|Title:||Phonological Variation and Lexical Frequency|
|Authors:||Andries W Coetzee|
|Comment:||'Short version' will appear in the proceedings of NELS 38.|
|Abstract:||Lexical usage frequency is known to influence the application rate of some variable processes. Specifically, variable lenition processes typically affect frequent lexical items more often than infrequent lexical items. For instance, variable t/d-deletion in English is more likely to apply to a frequent word (just) than to an infrequent word (bust). Existing grammatical models of phonological variation do well at accounting for the influence of grammatical factors on variation, but these models cannot account for the contribution of non-grammatical factors such as lexical frequency. In this paper, I propose a model of phonological variation that can simultaneously account for the influence of both these factors on variation. I assume an Optimality Theoretic grammar with lexically indexed faithfulness constraints. Variation arises as a result of variable lexical indexation -- a single lexical item can be assigned to different lexical classes on different evaluation occasions, and will hence not always be evaluated by the same faithfulness constraints. Each lexical item is associated with a probabilistic distribution function that determines the likelihood of it being assigned to each of the lexical classes. The shape of a lexical item's distribution function is determined by its usage frequency, so that frequency influences the likelihood of the lexical item being assigned to specific lexical classes, and hence the likelihood of it being evaluated by specific faithfulness constraints. I apply the proposed model to variable t/d-deletion in English, and show that it succeeds in accounting for the way in which usage frequency influences this process.

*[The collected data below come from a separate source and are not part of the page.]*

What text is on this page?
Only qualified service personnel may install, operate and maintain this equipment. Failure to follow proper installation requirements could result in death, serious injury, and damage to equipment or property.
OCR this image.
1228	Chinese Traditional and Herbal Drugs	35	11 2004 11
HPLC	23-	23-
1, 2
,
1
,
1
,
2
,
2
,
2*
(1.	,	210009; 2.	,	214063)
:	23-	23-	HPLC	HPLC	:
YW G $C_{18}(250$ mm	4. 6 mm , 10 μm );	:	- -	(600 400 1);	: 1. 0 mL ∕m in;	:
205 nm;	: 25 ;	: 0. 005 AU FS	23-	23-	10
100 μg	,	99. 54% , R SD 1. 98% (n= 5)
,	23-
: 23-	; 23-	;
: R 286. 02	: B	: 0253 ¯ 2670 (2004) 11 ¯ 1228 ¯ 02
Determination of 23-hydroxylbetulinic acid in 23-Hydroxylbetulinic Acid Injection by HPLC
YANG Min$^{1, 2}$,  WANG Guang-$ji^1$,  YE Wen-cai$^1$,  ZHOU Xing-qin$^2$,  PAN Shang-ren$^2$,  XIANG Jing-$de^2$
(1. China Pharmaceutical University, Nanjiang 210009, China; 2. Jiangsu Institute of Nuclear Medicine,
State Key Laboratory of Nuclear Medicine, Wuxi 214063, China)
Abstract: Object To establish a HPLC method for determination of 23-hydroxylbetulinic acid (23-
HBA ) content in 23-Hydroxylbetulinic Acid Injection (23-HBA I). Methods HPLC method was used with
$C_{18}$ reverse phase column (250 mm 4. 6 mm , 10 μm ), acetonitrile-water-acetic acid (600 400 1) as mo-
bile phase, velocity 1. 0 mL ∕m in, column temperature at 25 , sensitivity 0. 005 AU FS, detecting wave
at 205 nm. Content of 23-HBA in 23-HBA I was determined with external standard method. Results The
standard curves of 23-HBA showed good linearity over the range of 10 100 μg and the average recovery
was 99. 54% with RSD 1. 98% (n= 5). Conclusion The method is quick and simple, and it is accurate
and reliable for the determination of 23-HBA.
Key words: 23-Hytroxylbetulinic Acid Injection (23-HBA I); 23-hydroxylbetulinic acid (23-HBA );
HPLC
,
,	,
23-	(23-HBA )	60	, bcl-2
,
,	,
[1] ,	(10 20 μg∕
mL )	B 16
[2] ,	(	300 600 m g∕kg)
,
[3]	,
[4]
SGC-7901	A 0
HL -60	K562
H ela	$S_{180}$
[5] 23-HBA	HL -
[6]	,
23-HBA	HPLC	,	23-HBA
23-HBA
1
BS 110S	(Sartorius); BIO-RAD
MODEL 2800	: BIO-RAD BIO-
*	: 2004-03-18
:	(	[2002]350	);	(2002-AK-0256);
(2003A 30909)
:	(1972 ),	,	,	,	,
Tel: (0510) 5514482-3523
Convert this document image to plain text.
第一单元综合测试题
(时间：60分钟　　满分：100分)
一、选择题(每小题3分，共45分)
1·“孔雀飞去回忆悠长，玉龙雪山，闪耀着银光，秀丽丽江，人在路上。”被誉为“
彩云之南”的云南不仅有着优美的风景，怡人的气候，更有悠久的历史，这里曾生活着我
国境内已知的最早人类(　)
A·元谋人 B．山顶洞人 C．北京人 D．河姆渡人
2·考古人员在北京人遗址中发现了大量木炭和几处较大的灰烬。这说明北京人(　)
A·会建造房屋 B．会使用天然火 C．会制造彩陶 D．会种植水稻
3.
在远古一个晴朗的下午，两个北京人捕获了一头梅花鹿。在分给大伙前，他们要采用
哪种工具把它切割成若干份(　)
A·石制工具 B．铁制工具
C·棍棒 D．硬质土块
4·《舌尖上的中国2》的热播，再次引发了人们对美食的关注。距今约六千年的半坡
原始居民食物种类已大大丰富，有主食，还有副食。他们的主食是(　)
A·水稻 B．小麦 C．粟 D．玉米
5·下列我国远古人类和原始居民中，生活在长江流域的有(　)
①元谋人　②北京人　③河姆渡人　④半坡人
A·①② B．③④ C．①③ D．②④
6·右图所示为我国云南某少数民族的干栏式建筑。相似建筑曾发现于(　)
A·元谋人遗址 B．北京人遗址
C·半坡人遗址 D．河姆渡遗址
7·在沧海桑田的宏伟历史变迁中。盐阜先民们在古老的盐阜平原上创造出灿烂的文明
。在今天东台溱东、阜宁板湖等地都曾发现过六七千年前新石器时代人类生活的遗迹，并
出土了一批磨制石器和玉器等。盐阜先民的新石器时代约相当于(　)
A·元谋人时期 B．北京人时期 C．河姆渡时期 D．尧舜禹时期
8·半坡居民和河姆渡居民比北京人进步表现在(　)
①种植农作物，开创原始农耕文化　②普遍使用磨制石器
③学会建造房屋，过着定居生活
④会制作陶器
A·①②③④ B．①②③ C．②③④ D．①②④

In two appendices, I show how the model can be implemented by interpreting the lexical distribution functions as instantiations of the beta distribution (Evans et al. 2000). This implementation of the model is then used to determine the expected t/d-deletion rates in a corpus of American English. I also use this implementation to model the acquisition path of a variable process, showing that the model predicts more variation during earlier acquisitional stages.